A Guide to Growing, Harvesting and Baling Hay
Hay is basically dried vegetation: usually a legume such as alfalfa or clover, or a grass such as timothy or brome. It’s one crop that can be raised with proper care in any part of the country where weeds will grow, and it’s a must for any self-sufficient farmer who keeps livestock.
The choice of plant (or plants) to be grown for hay depends on many factors: climate, availability of water, tonnage needed, type of livestock being fed, etc. Local preferences are usually a good guide. (A detailed study of the characteristics and requirements of forage crops is found in The Stockman’s Handbook by M.E. Ensminger, available for $27.25 from The Interstate, Danville, Illinois, or from MOTHERS Bookshelf. — MOTHER.)

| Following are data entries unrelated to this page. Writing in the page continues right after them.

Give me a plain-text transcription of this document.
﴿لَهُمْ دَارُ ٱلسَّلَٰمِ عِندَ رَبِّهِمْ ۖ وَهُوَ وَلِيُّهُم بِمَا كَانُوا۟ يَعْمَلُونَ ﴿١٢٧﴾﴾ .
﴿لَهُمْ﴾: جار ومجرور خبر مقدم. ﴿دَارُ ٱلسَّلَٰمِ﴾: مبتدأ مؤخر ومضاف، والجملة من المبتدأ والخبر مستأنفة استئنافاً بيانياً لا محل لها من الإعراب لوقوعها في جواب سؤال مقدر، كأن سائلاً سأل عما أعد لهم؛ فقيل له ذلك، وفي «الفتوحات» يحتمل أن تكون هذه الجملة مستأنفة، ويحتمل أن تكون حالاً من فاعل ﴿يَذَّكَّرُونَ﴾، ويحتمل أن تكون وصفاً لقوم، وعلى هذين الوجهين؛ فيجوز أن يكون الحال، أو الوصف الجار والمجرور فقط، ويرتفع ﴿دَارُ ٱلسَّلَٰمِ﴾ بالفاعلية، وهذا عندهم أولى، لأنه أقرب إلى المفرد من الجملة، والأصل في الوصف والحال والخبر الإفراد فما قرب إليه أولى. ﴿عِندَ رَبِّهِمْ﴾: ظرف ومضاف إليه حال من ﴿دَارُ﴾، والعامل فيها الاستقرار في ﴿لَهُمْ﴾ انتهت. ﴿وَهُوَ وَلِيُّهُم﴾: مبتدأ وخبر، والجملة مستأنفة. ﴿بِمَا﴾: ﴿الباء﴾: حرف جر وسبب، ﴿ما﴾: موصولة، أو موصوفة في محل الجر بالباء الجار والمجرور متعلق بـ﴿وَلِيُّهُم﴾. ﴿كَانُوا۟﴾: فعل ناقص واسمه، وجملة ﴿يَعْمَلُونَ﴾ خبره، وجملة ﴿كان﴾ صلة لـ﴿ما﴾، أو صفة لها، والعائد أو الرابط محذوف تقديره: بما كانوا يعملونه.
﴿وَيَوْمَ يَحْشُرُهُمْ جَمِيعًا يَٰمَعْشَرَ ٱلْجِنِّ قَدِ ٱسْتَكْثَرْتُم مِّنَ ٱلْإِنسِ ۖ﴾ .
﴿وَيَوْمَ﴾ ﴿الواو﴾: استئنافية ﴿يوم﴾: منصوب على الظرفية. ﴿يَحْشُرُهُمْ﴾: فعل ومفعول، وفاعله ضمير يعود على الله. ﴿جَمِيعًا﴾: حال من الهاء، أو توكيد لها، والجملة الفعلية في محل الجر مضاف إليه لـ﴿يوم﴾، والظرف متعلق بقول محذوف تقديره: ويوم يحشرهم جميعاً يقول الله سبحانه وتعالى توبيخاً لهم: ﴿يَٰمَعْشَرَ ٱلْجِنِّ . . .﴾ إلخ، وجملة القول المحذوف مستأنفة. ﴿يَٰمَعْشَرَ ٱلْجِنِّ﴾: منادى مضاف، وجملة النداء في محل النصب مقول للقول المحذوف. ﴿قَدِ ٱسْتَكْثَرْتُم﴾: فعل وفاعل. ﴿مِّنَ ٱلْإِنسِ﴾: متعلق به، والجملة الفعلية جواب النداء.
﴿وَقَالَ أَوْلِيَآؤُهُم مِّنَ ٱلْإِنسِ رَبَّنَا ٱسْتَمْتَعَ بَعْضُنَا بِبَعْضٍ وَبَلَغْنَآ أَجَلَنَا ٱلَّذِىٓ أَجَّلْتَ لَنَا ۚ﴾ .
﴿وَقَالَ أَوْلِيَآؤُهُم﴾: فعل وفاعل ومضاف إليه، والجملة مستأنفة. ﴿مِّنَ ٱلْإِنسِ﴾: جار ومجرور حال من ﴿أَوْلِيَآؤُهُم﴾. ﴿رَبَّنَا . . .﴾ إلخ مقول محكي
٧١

Whatever hay crop you choose can be grown either as part of a farm rotation plan or in a permanent meadow. The former system has the advantage of helping establish uniform soil fertility (particularly if one of the legumes is raised). The latter, however, provides stubble for winter pasture, helps to control erosion, and is particularly suitable for marginal land.
Straw is an agricultural by-product, the dry stalks of cereal plants, after the grain and chaff have been removed. Straw makes up about half of the yield of cereal crops such as barley, oats, rice, rye and wheat. It has many uses, including fuel, livestock bedding and fodder, thatching and basket-making. It is usually gathered and stored in a straw bale, which is a bundle of straw tightly bound with twine or wire. Bales may be square, rectangular, or round, depending on the type of baler used.